直属の上司に「おい、太川!お前のせいで〇〇になったじゃないか!どう責任を取ってくれるんだね!?」と毎回毎回、よくわからない理不尽な理由で怒られる。別にオレ自身が仕事で何か大きなミスをしたとかではなく、明らかに上司自身のミスを、毎回難癖をつけて押し付けてくる。たぶん上司はオレのことが嫌いなのだろう。だから、こうやって嫌がらせをして来るのだと思う。
この、度重なる上司からの意味不明な叱責で、完全に精神が疲れて遂に病んでしまい「あの人(上司)から逃げたい!」という思いが日に日に強くなり、自然と自分の足が会社のある都内方面とは反対のホームに向かっていた。
そして、反対方面のホームに停まっていた4両編成の「列車」に飛び乗って、上司から逃れるように乗車駅を離れる…
乗車した駅から数駅ほど過ぎたあたりで、列車の外をふと眺めると、そこには「田園地帯」が広がっており、花や野菜などの田畑が列車が走る路線の周り(一帯)を囲んでいた。
都内方面へ向かういつもの路線とは違う非日常感のある世界に、久しぶりに「ワクワク」という感情が芽生えた。

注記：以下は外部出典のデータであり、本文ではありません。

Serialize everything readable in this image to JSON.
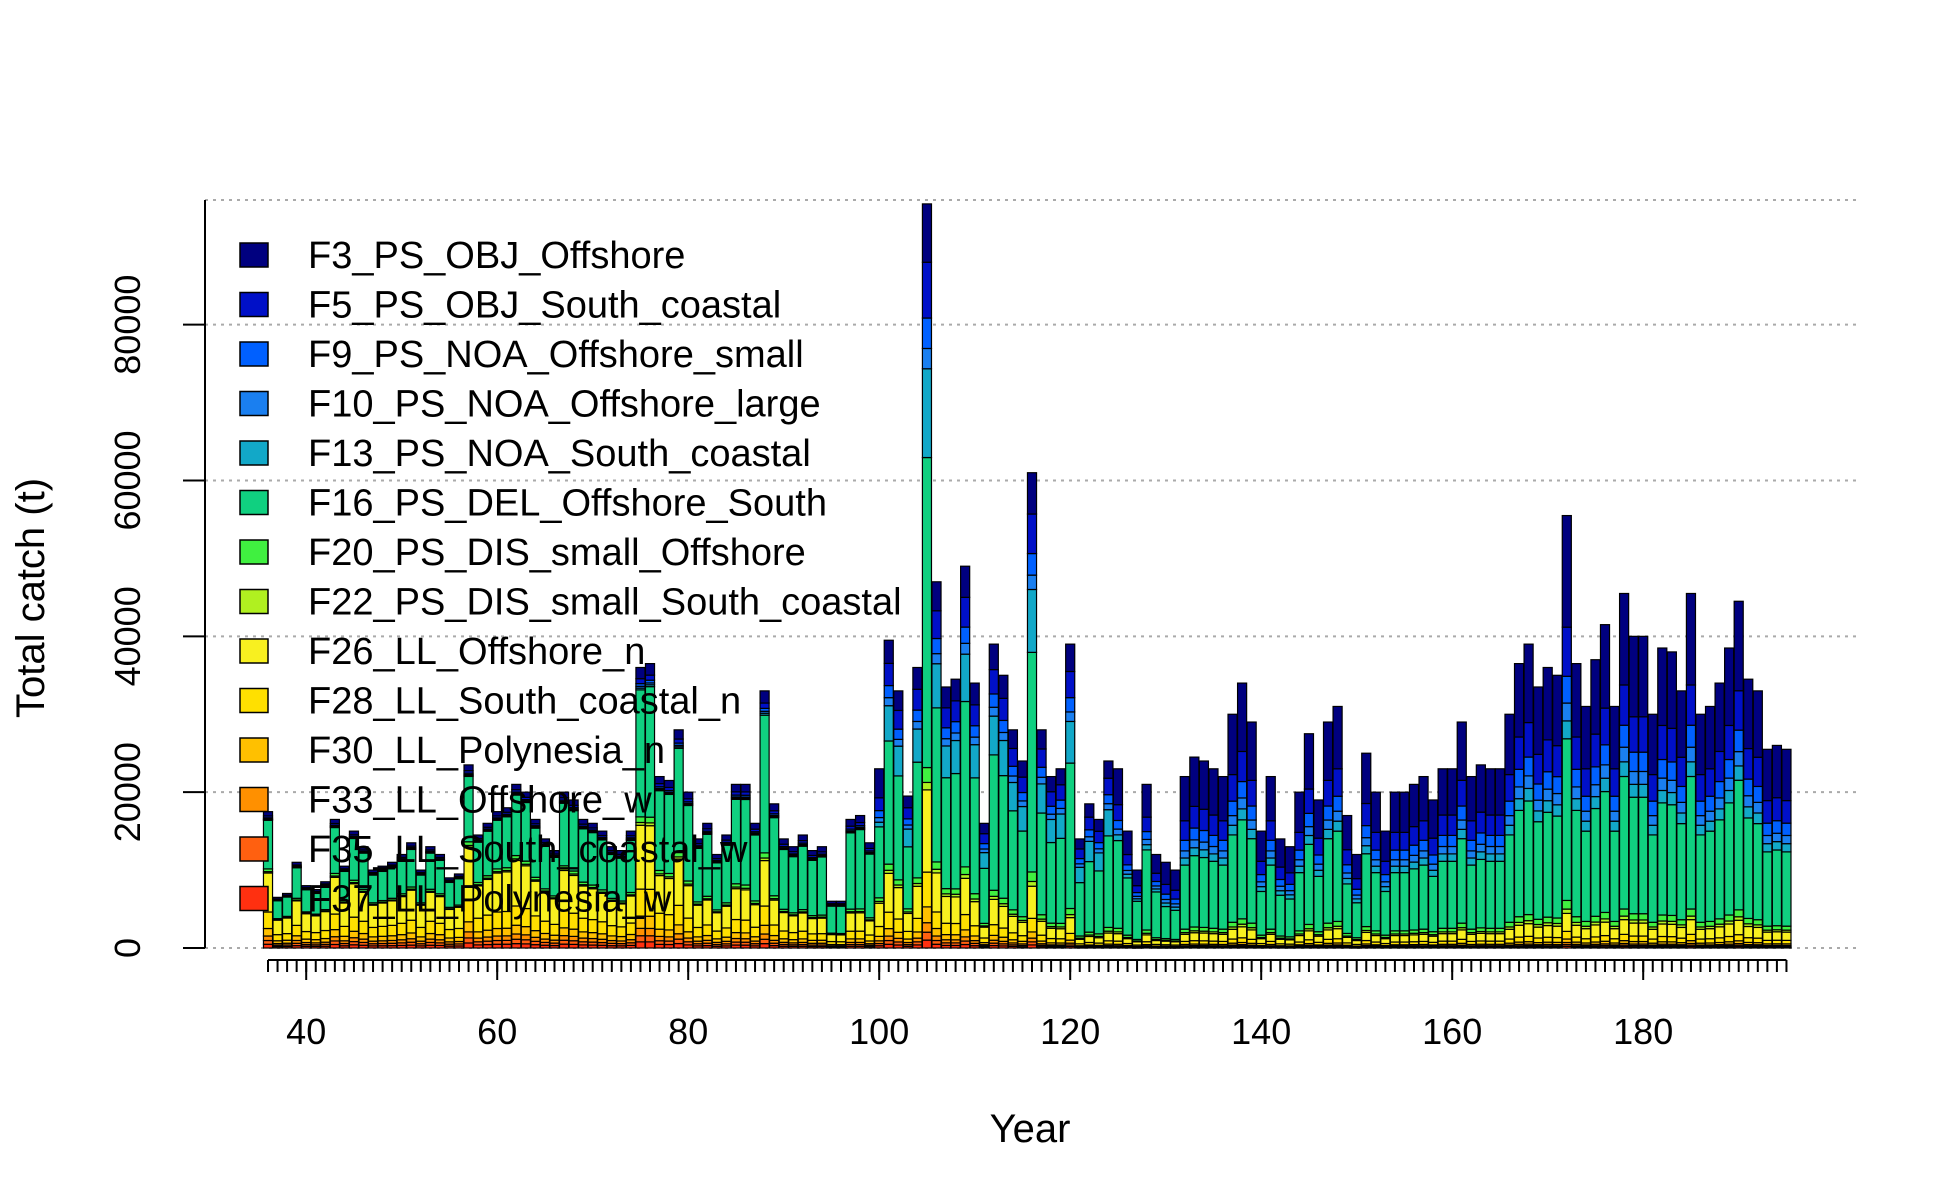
{
  "chart_data": {
    "type": "bar",
    "stacked": true,
    "xlabel": "Year",
    "ylabel": "Total catch (t)",
    "xlim": [
      36,
      196
    ],
    "ylim": [
      0,
      96000
    ],
    "x_ticks": [
      40,
      60,
      80,
      100,
      120,
      140,
      160,
      180
    ],
    "y_ticks": [
      0,
      20000,
      40000,
      60000,
      80000
    ],
    "gridlines": "horizontal dotted",
    "legend_position": "top-left",
    "x": [
      36,
      37,
      38,
      39,
      40,
      41,
      42,
      43,
      44,
      45,
      46,
      47,
      48,
      49,
      50,
      51,
      52,
      53,
      54,
      55,
      56,
      57,
      58,
      59,
      60,
      61,
      62,
      63,
      64,
      65,
      66,
      67,
      68,
      69,
      70,
      71,
      72,
      73,
      74,
      75,
      76,
      77,
      78,
      79,
      80,
      81,
      82,
      83,
      84,
      85,
      86,
      87,
      88,
      89,
      90,
      91,
      92,
      93,
      94,
      95,
      96,
      97,
      98,
      99,
      100,
      101,
      102,
      103,
      104,
      105,
      106,
      107,
      108,
      109,
      110,
      111,
      112,
      113,
      114,
      115,
      116,
      117,
      118,
      119,
      120,
      121,
      122,
      123,
      124,
      125,
      126,
      127,
      128,
      129,
      130,
      131,
      132,
      133,
      134,
      135,
      136,
      137,
      138,
      139,
      140,
      141,
      142,
      143,
      144,
      145,
      146,
      147,
      148,
      149,
      150,
      151,
      152,
      153,
      154,
      155,
      156,
      157,
      158,
      159,
      160,
      161,
      162,
      163,
      164,
      165,
      166,
      167,
      168,
      169,
      170,
      171,
      172,
      173,
      174,
      175,
      176,
      177,
      178,
      179,
      180,
      181,
      182,
      183,
      184,
      185,
      186,
      187,
      188,
      189,
      190,
      191,
      192,
      193,
      194,
      195
    ],
    "totals": [
      17500,
      6500,
      7000,
      11000,
      8000,
      7500,
      8500,
      16500,
      10500,
      15000,
      13000,
      10000,
      10500,
      11000,
      12000,
      13500,
      10000,
      13000,
      12000,
      9000,
      9500,
      23500,
      14500,
      16000,
      17500,
      18000,
      21000,
      20000,
      16500,
      14000,
      12500,
      20000,
      19000,
      16500,
      16000,
      15000,
      13000,
      12500,
      15000,
      36000,
      36500,
      22000,
      21500,
      28000,
      20000,
      14000,
      16000,
      12000,
      14500,
      21000,
      21000,
      16000,
      33000,
      18500,
      14000,
      13000,
      14500,
      12500,
      13000,
      6000,
      6000,
      16500,
      17000,
      13500,
      23000,
      39500,
      33000,
      19500,
      36000,
      95500,
      47000,
      33500,
      34500,
      49000,
      34000,
      16000,
      39000,
      35000,
      28000,
      24000,
      61000,
      28000,
      22000,
      23000,
      39000,
      14000,
      18500,
      16500,
      24000,
      23000,
      15000,
      10000,
      21000,
      12000,
      11000,
      10000,
      22000,
      24500,
      24000,
      23000,
      22000,
      30000,
      34000,
      29000,
      15000,
      22000,
      14000,
      13000,
      20000,
      27500,
      19000,
      29000,
      31000,
      17000,
      12000,
      25000,
      20000,
      15000,
      20000,
      20000,
      21000,
      22000,
      19000,
      23000,
      23000,
      29000,
      22000,
      23500,
      23000,
      23000,
      30000,
      36500,
      39000,
      33500,
      36000,
      35000,
      55500,
      36500,
      31000,
      37000,
      41500,
      31000,
      45500,
      40000,
      40000,
      30000,
      38500,
      38000,
      33000,
      45500,
      30000,
      31000,
      34000,
      38500,
      44500,
      34500,
      33000,
      25500,
      26000,
      25500
    ],
    "series": [
      {
        "name": "F3_PS_OBJ_Offshore",
        "color": "#00007F"
      },
      {
        "name": "F5_PS_OBJ_South_coastal",
        "color": "#0010C8"
      },
      {
        "name": "F9_PS_NOA_Offshore_small",
        "color": "#0060FF"
      },
      {
        "name": "F10_PS_NOA_Offshore_large",
        "color": "#1A7FF0"
      },
      {
        "name": "F13_PS_NOA_South_coastal",
        "color": "#12A8C8"
      },
      {
        "name": "F16_PS_DEL_Offshore_South",
        "color": "#10D080"
      },
      {
        "name": "F20_PS_DIS_small_Offshore",
        "color": "#40F040"
      },
      {
        "name": "F22_PS_DIS_small_South_coastal",
        "color": "#B0F020"
      },
      {
        "name": "F26_LL_Offshore_n",
        "color": "#F8F020"
      },
      {
        "name": "F28_LL_South_coastal_n",
        "color": "#FFE000"
      },
      {
        "name": "F30_LL_Polynesia_n",
        "color": "#FFC000"
      },
      {
        "name": "F33_LL_Offshore_w",
        "color": "#FF9000"
      },
      {
        "name": "F35_LL_South_coastal_w",
        "color": "#FF6010"
      },
      {
        "name": "F37_LL_Polynesia_w",
        "color": "#FF3010"
      }
    ]
  }
}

そして、停車した途中の駅でいったん列車を降りて途中下車。その駅は見た感じ、駅前には個人商店(食堂)のみで、スーパーやコンビニといった店舗は見当たらない。俗に言う「田舎の駅」って感じだろうか?
ここなら、あの上司から理不尽な叱責や難癖をつけられる心配はない。だからだろうか?上司からの「呪縛?」から解放されたような気分。

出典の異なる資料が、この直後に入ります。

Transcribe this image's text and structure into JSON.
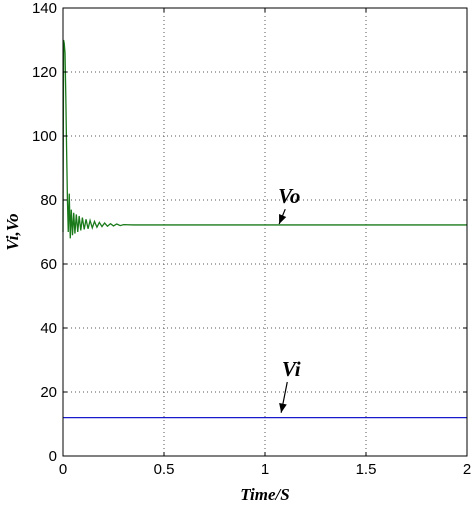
{
  "chart_data": {
    "type": "line",
    "title": "",
    "xlabel": "Time/S",
    "ylabel": "Vi,Vo",
    "xlim": [
      0,
      2
    ],
    "ylim": [
      0,
      140
    ],
    "xticks": [
      "0",
      "0.5",
      "1",
      "1.5",
      "2"
    ],
    "yticks": [
      "0",
      "20",
      "40",
      "60",
      "80",
      "100",
      "120",
      "140"
    ],
    "grid": true,
    "legend": "none",
    "series": [
      {
        "color": "#1a7a1a",
        "x": [
          0,
          0.003,
          0.006,
          0.01,
          0.014,
          0.018,
          0.022,
          0.026,
          0.031,
          0.036,
          0.041,
          0.047,
          0.053,
          0.059,
          0.066,
          0.073,
          0.08,
          0.088,
          0.096,
          0.105,
          0.114,
          0.124,
          0.134,
          0.145,
          0.156,
          0.168,
          0.18,
          0.193,
          0.206,
          0.22,
          0.235,
          0.25,
          0.266,
          0.283,
          0.3,
          0.35,
          0.4,
          0.5,
          0.6,
          1.0,
          1.5,
          2.0
        ],
        "values": [
          70,
          130,
          129,
          126,
          112,
          95,
          80,
          70,
          82,
          68,
          77,
          69,
          76,
          69.5,
          75.5,
          70,
          75,
          70.5,
          74.5,
          70.8,
          74,
          71,
          73.6,
          71.3,
          73.3,
          71.5,
          73,
          71.7,
          72.8,
          71.8,
          72.6,
          71.9,
          72.5,
          72,
          72.3,
          72.2,
          72.2,
          72.2,
          72.2,
          72.2,
          72.2,
          72.2
        ]
      },
      {
        "color": "#1a1acc",
        "x": [
          0,
          2
        ],
        "values": [
          12,
          12
        ]
      }
    ],
    "annotations": [
      {
        "text": "Vo",
        "x": 1.12,
        "y": 79,
        "arrow_to_x": 1.07,
        "arrow_to_y": 72.5
      },
      {
        "text": "Vi",
        "x": 1.13,
        "y": 25,
        "arrow_to_x": 1.08,
        "arrow_to_y": 13.5
      }
    ]
  }
}
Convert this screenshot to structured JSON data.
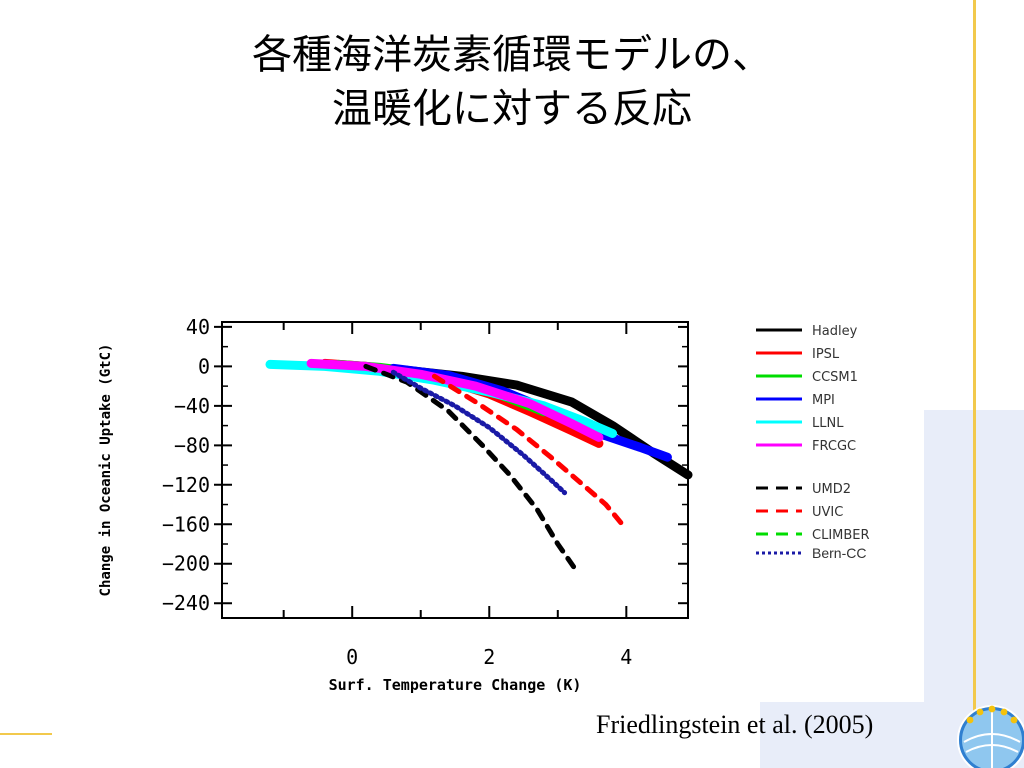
{
  "slide": {
    "title_line1": "各種海洋炭素循環モデルの、",
    "title_line2": "温暖化に対する反応",
    "citation": "Friedlingstein et al. (2005)"
  },
  "colors": {
    "gold_rule": "#f2c94c",
    "deco_blue": "#e8edf9"
  },
  "chart_data": {
    "type": "line",
    "title": "",
    "xlabel": "Surf. Temperature Change (K)",
    "ylabel": "Change in Oceanic Uptake (GtC)",
    "xlim": [
      -1.9,
      4.9
    ],
    "ylim": [
      -255,
      45
    ],
    "x_ticks": [
      0,
      2,
      4
    ],
    "x_tick_labels": [
      "0",
      "2",
      "4"
    ],
    "y_ticks": [
      40,
      0,
      -40,
      -80,
      -120,
      -160,
      -200,
      -240
    ],
    "y_tick_labels": [
      "40",
      "0",
      "−40",
      "−80",
      "−120",
      "−160",
      "−200",
      "−240"
    ],
    "grid": false,
    "legend_position": "right",
    "legend_coupled_label": "Bern-CC",
    "series": [
      {
        "name": "Hadley",
        "color": "#000000",
        "style": "solid",
        "x": [
          0.0,
          0.8,
          1.6,
          2.4,
          3.2,
          3.8,
          4.4,
          4.9
        ],
        "y": [
          0,
          -4,
          -10,
          -19,
          -36,
          -60,
          -88,
          -110
        ]
      },
      {
        "name": "IPSL",
        "color": "#ff0000",
        "style": "solid",
        "x": [
          -0.4,
          0.2,
          0.8,
          1.4,
          2.0,
          2.6,
          3.2,
          3.6
        ],
        "y": [
          3,
          0,
          -5,
          -15,
          -28,
          -46,
          -65,
          -78
        ]
      },
      {
        "name": "CCSM1",
        "color": "#00dd00",
        "style": "solid",
        "x": [
          -0.2,
          0.4,
          1.0,
          1.6,
          2.2,
          2.8
        ],
        "y": [
          2,
          -1,
          -6,
          -16,
          -30,
          -46
        ]
      },
      {
        "name": "MPI",
        "color": "#0000ff",
        "style": "solid",
        "x": [
          0.6,
          1.4,
          2.2,
          3.0,
          3.6,
          4.2,
          4.6
        ],
        "y": [
          -2,
          -9,
          -25,
          -48,
          -68,
          -82,
          -92
        ]
      },
      {
        "name": "LLNL",
        "color": "#00ffff",
        "style": "solid",
        "x": [
          -1.2,
          -0.4,
          0.4,
          1.2,
          2.0,
          2.8,
          3.4,
          3.8
        ],
        "y": [
          2,
          0,
          -5,
          -14,
          -26,
          -40,
          -56,
          -68
        ]
      },
      {
        "name": "FRCGC",
        "color": "#ff00ff",
        "style": "solid",
        "x": [
          -0.6,
          0.2,
          1.0,
          1.8,
          2.6,
          3.2,
          3.6
        ],
        "y": [
          3,
          0,
          -8,
          -20,
          -38,
          -58,
          -72
        ]
      },
      {
        "name": "UMD2",
        "color": "#000000",
        "style": "dashed",
        "x": [
          0.2,
          0.8,
          1.4,
          1.9,
          2.3,
          2.7,
          3.0,
          3.3
        ],
        "y": [
          0,
          -16,
          -45,
          -80,
          -110,
          -145,
          -180,
          -210
        ]
      },
      {
        "name": "UVIC",
        "color": "#ff0000",
        "style": "dashed",
        "x": [
          1.2,
          1.8,
          2.4,
          2.9,
          3.3,
          3.7,
          4.0
        ],
        "y": [
          -10,
          -36,
          -64,
          -92,
          -116,
          -140,
          -165
        ]
      },
      {
        "name": "CLIMBER",
        "color": "#00dd00",
        "style": "dashed",
        "x": [],
        "y": []
      },
      {
        "name": "Bern-CC",
        "color": "#1a1aa6",
        "style": "dotted",
        "x": [
          0.6,
          1.0,
          1.5,
          2.0,
          2.5,
          2.9,
          3.1
        ],
        "y": [
          -6,
          -22,
          -40,
          -62,
          -90,
          -115,
          -128
        ]
      }
    ]
  }
}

とりあえず、駅前の個人商店に入って、ゆっくり休憩することにするかな!
「いらっしゃい!遠方からのお客様とは珍しい!ゆっくりしていってね!」と店主のおじさんが気さくに話しかけてくれる。
お店に来るお客さん自体、地元住民くらいと少ないせいか、店主のおじさんは親切にこの地域の特産品や観光名所などを事細かく教えてくれた。
そして、個人商店の店主のおじさんから渡された手書きの地図には、滝や湖といった自然の観光スポットのほか、路線の周りを囲んでいる花や野菜が売られている直売所についても書いてあった。

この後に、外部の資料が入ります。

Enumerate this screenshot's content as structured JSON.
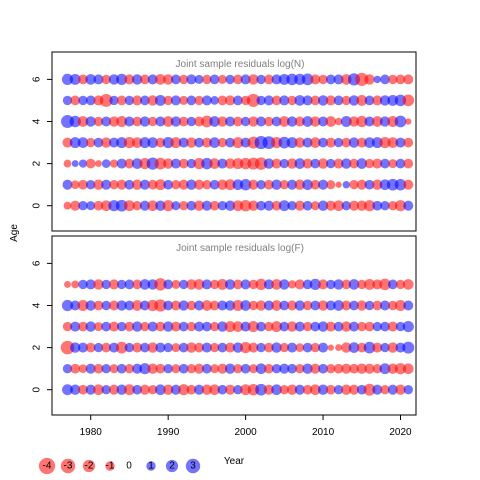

店主のおじさんのメモ曰く「直売所の野菜は新鮮でおいしいので、おススメです!よかったら覗いてみてください!」と書かれており、滝や湖の名所についても「この地域では有名な滝・湖なので、夏の時期は涼しくて最高の場所です!」と書かれており、それくらいおススメの場所ということなのだろう。
駅前の個人商店のおじさんと別れて、再び列車に乗って次の駅へと向かう。
列車は駅を出ると、山の中へ進みトンネルが続く風景に変わる。トンネルを出た!と思っても、またすぐにトンネルに入る。だから、この区間はほとんど「真っ暗闇」となっている。
度々、トンネル内で対向列車とのすれ違い(交換)作業を行うため、列車は一旦停止する。停まるたびに乗務員さんが「対向列車との行き違いを行います。発車までしばらくお待ちください」とアナウンス。
どちらかの駅で行き違いをしてもいいのでは?と思ったが、まあなにか理由があるのだろう。
また、山の中で標高が高いせいか、気圧の影響を受けて耳が「キーン」と鳴り、商店で買った・もらったお菓子の袋もわずかながら膨らむ。
そして、列車は長いトンネルの区間を抜けて次の駅に停まる。この駅は係員のいない駅。いわゆる「無人駅」ってヤツ。
他に降りたお客さんは居らず自分だけが、この駅のホームにポツンと立っている。
駅の周囲は山で、商店もなければ人家も見当たらない。というか、人っ子一人見当たらない。
むしろ、熊とか鹿が突然、目の前に現れてもおかしくない、そんな雰囲気すらある。駅前の道に設置されている道路標識にも「動物飛び出し注意」と警告されていることから、いきなり現れる可能性はあるようだ。
そして、列車は終点の駅に停まる。二面三線の駅で、これまで通ってきた主な駅と比べると、大きな駅。
「当駅でこの列車は終点です。また、全員降車後、回送となりますので、引き続きのご乗車はできません。乗り越しなどのお問い合わせは駅係員へお申し出ください」
乗務員さんがアナウンスで乗客に、終点であることを告げる。
自分が乗っていた列車の行先表示はすでに「回送」へと変わっていた。
駅の改札を抜けて、駅前広場へ。この駅の近くには、これまでの他の駅にはあまりなかった、お土産屋・飲食店・コンビニがある。そして、この町の観光客向けなのか、駅前にはレンタカー店や観光案内所管理のレンタサイクルなども整備されていた。
そして、駅や役所の建物の側面には垂れ幕で「歓迎!ようこそ、わが町へ!」と大々的に観光客を歓迎していた。